Rindiendo tributo a Vitrubio, decía Andrea Palladio en sus Cuatro libros de arquitectura (1570) que los romanos no habían sido superados en las construcciones posteriores a ellos. Cuatro siglos y medio más tarde, todavía hay con probabilidad autores dispuestos a afirmar lo mismo. Sea como fuere—nuestra intención no es perpetuar el absurdo de tratar los mundos del arte y la creación humana como materia de ranking, sea éste canónico o de listas de éxitos comerciales—parece indudable que Roma goza de más que suficientes credenciales para aspirar con todo derecho a la posición de ciudad por excelencia para los amantes de la arquitectura, condición que ha sido mostrada de manera tan convincente como admirable en películas como El vientre del arquitecto (Peter Greenaway, 1987).
Para bien o para mal, los occidentales seguimos llevando en la piel y en el alma una invencible nostalgia de Roma y eso se refleja también, muy singularmente, en los espacios creados por la arquitectura. Por otra parte, no resulta difícil convenir con Gombrich en que las ruinas de sus edificios son tal vez las máximas responsables de que nos haya sido imposible olvidar, por usar las célebres palabras de Poe, “la grandeza que fue Roma”.
Pues es cierto que basta echar un vistazo a cualquiera de nuestras ciudades para ver ejemplos de la persistente influencia que ha tenido a lo largo del tiempo la combinación de estructuras propias de la ingeniería civil romana con los órdenes o formas griegos que caracterizó la arquitectura de la época del Imperio.
Pese a la acusación de falta de originalidad con respecto al mundo griego, la arquitectura romana es responsable, sin embargo, de la invención de un elemento novedoso, el arco, que se convertiría en absolutamente básico desde entonces, permitiendo proezas constructivas hasta ese momento jamás imaginadas.
No es por tanto extraño que entre las creaciones arquitectónicas romanas que han causado una impresión más duradera se encuentren los arcos de triunfo, cuya composición, como se ha señalado en alguna ocasión con acierto, cumple una función no muy distinta a la de los acordes en música.
Tal vez por eso, fueron precisamente los arcos de triunfo un modelo repetidamente empleado del Renacimiento en adelante para el diseño de las fachadas de iglesias y catedrales.

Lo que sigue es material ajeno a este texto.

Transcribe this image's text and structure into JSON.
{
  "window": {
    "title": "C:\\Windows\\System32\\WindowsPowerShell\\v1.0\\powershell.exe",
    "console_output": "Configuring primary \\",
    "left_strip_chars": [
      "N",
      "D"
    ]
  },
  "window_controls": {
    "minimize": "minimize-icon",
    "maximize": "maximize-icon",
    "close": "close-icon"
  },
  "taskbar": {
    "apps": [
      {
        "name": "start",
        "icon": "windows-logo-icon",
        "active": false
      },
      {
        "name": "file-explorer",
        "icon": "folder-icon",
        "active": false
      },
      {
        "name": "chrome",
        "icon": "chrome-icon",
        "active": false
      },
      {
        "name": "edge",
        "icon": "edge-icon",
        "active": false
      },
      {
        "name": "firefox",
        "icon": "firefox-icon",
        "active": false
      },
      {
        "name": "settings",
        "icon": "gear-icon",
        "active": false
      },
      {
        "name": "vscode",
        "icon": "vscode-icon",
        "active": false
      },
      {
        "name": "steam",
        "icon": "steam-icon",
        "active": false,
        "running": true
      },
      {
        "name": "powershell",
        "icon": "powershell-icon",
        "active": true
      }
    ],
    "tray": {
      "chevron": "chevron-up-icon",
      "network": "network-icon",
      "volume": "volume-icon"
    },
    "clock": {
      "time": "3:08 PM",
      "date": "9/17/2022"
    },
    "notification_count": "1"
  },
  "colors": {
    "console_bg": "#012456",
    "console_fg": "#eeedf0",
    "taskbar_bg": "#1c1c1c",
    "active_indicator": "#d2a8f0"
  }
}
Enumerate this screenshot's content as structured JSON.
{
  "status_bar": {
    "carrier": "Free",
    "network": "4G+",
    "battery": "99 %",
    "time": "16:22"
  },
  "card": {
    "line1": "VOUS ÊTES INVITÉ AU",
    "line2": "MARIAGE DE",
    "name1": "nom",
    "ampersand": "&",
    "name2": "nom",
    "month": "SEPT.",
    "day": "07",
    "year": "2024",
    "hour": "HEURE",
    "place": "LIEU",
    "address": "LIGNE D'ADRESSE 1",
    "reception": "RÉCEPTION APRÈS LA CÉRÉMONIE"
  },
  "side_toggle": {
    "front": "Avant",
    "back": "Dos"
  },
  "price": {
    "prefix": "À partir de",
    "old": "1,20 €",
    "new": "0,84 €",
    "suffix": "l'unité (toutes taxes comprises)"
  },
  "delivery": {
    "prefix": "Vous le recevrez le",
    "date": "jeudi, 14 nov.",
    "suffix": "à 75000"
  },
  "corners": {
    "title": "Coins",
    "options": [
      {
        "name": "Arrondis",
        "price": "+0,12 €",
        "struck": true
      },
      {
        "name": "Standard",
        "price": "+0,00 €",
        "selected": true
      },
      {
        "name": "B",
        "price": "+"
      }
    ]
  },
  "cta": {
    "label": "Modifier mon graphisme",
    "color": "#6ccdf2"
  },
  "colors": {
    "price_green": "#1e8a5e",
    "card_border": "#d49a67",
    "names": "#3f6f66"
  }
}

No es quizás demasiado sorprendente que los mejores ejemplos de arcos de triunfo conservados se encuentren en Roma, concretamente en el área comprendida entre el Foro y el Coliseo. Se trata del arco de Tito (año 81), el de Septimio Severo (203) y el de Constantino (315). Como era habitual, fueron construidos para celebrar victorias romanas en grandes batallas—técnicamente se consideraba un triunfo cuando el ejercito romano mataba a más de 5000 soldados. Al margen de su valor arquitectónico, los arcos tenían también una cualidad que podríamos llamar cinematográfica, pues estaban decorados por relieves que representaban propagandísticamente los episodios claves de la campaña. En este sentido, constituyen auténticos noticiarios documentales visuales de la época que siguen impresionándonos.